Jakkalsputz Campsite (1 night) –144km-> Theo’s Self Catering in Walvis Bay (2 nights) –243km-> Camp Gecko
Red Desert Dunes
Back on our way towards the mainland we chose to rest a night at Camp Gecko before heading into the desert. The iconic red dunes of Sossusvlei along with the famous Deadvlei are probably the most remarkable landscape features Namibia has to offer. As breathtaking it was to experience a real desert for the first time as challenging it was for our bodies, rental car and equipment. Climbing dunes before sunrise, drifting through deep sand and working our cameras during sand storms were only a few of these challenges. And all this while withstanding extreme temperatures. But we wouldn’t want to miss out on just a second of this experience! We were granted with the most incredible views and a landscape that will stay in our minds forever. An everchanging mix of sand creating new shapes every day while vanishing the footprints of the previous day.
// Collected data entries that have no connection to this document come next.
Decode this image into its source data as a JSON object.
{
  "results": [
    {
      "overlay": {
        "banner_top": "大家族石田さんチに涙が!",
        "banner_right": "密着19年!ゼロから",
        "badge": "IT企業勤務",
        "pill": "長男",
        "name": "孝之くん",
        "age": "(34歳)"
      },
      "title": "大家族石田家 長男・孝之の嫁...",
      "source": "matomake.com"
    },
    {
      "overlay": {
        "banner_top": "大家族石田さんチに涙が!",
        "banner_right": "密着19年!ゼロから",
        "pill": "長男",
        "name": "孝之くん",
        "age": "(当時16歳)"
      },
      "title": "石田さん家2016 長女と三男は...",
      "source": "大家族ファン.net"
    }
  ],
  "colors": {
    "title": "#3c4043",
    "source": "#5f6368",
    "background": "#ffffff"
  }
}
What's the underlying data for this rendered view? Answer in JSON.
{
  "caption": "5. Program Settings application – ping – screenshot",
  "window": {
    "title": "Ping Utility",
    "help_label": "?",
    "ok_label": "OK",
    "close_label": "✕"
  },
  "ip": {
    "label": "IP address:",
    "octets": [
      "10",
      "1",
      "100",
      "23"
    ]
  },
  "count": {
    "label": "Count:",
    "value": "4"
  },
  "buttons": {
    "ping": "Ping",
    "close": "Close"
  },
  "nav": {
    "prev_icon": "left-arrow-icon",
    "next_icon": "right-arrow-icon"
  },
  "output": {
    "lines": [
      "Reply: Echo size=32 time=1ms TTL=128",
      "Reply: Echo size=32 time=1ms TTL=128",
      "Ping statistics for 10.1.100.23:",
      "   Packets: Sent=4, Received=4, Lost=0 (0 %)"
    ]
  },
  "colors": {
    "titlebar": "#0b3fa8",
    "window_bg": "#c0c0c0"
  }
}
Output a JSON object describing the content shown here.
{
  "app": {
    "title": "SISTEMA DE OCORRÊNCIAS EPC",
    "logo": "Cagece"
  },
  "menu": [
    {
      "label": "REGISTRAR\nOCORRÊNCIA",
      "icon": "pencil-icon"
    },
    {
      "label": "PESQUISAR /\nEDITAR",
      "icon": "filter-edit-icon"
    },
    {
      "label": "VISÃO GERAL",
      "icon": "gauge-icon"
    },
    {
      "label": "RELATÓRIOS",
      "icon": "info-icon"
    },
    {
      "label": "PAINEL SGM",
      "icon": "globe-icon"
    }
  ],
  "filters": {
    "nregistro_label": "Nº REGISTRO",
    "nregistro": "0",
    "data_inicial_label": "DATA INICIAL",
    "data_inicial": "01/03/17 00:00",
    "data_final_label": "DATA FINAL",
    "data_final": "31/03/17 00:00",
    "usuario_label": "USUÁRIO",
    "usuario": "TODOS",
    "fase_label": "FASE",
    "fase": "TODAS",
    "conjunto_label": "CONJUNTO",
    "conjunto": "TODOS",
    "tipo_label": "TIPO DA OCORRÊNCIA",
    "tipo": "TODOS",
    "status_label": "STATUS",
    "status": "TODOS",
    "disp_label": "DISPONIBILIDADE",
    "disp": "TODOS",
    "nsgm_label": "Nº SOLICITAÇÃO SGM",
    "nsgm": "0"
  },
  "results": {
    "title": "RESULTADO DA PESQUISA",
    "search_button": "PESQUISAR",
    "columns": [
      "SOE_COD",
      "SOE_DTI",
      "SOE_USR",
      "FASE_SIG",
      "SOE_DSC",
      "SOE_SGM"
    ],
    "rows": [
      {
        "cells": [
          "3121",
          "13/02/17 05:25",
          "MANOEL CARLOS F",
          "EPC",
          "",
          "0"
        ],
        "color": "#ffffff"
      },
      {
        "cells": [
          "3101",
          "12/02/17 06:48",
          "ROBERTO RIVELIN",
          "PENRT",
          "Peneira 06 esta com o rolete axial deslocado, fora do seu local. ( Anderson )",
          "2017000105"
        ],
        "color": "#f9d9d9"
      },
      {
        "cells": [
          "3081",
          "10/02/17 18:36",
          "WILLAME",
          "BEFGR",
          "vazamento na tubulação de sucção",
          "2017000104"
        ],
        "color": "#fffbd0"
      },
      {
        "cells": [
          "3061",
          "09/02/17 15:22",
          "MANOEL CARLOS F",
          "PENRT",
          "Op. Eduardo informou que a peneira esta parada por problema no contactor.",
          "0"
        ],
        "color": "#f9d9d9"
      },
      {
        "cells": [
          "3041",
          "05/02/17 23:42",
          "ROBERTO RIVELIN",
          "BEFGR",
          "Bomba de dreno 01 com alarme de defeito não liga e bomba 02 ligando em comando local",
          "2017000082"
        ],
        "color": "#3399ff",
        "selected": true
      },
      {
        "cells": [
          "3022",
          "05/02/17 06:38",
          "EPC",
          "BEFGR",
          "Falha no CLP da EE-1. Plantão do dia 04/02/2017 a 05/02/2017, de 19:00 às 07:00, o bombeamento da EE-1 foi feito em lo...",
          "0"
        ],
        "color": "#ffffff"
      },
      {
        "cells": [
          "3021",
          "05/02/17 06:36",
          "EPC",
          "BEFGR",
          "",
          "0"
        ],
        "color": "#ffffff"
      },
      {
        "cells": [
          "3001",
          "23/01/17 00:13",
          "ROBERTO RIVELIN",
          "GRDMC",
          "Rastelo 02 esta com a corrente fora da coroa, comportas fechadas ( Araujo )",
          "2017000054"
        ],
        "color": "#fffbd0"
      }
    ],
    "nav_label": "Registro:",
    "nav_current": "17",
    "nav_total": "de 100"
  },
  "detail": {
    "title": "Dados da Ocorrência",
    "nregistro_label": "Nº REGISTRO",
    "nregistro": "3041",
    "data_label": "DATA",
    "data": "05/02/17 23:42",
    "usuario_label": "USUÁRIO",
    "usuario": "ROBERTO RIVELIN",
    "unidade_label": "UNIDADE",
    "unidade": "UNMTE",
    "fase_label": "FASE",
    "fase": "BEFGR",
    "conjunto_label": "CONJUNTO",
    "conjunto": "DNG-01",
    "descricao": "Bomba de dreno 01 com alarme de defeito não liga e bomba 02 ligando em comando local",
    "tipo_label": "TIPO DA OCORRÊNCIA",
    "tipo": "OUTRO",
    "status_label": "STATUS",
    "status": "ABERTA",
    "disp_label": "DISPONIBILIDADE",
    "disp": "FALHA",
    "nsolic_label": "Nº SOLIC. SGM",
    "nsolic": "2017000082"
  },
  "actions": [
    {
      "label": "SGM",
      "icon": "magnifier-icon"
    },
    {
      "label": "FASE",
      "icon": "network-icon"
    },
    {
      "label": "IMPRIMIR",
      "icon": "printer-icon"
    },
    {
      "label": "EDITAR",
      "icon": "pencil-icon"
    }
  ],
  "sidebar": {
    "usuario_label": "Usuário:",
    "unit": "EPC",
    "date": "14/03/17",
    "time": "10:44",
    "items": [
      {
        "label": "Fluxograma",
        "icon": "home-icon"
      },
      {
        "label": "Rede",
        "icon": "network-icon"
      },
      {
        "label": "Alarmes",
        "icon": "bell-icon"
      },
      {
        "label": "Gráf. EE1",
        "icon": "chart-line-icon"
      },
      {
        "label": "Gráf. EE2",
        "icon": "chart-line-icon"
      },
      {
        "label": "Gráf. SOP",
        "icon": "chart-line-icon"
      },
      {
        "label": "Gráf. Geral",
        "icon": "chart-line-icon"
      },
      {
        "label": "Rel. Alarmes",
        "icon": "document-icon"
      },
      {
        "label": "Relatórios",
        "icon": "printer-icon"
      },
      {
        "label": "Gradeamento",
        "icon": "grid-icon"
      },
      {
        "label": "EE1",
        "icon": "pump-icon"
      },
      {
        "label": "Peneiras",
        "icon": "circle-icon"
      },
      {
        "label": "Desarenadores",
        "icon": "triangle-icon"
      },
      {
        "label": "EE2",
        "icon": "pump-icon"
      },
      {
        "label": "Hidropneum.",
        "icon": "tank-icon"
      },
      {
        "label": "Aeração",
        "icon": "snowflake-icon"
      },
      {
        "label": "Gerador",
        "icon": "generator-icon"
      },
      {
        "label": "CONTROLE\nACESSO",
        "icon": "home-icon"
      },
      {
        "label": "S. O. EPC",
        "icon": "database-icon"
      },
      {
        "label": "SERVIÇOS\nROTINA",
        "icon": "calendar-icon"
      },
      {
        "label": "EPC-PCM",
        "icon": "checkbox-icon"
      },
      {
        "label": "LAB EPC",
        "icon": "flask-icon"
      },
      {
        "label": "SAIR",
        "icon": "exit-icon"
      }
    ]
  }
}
Camp Gecko (1 night) –113km-> Sesriem Rest Camp (2 nights) –144km-> Farm Tiras Camping –190km-> Lüderitz
After our time in the torrid desert it was time to seek another refreshment at the coast. This time our path led us to Lüderitz. Once arrived we jumped on the next boat we could find to search for even more marine wildlife. While driving towards a close-by islands, which is home to a population of African penguins, we were accompanied by a group of curios dolphins.
Of course, we could not leave Lüdertiz without paying a visit to the famous diamond city of Kolmanskop. Keep in mind that you have to pay a photography fee if you want to visit this historic place during sunrise or sunset. Although we had our doubts in the beginning, we quickly realized it was worth every penny. We have not met a single soul while walking, crawling and climbing through the old, abandoned buildings. The sand took back major parts of the city creating a very unique location. Now it was time to slowly head back towards the airport. The last highlights of this journey included a milky way shooting in a forest full of quiver trees, a night in the dunes of the Kalahari desert and one last camp fire at lake Oanob.
OceanLife in Lüderitz (2 nights) –381km-> Mesosaurus Fossil Camp (1 night) –212km-> Red Dunes Campsite (1 night) –333km-> Lake Oanob Campsite (1 night) –135km-> Ondekaremba Lodge (1 night)
In the end we drove around 4000km in our trustworthy truck by CU |Camper. We did not have a single problem with the car, not even a flat tire on the bumpy gravel roads! We spent more than three weeks and 17 nights in this car. It was our kitchen; our bedroom and our photography hide. It safely brought us through deep sand, crowded cities and endless bumpy roads on our journey through Namibia. And what a journey it was!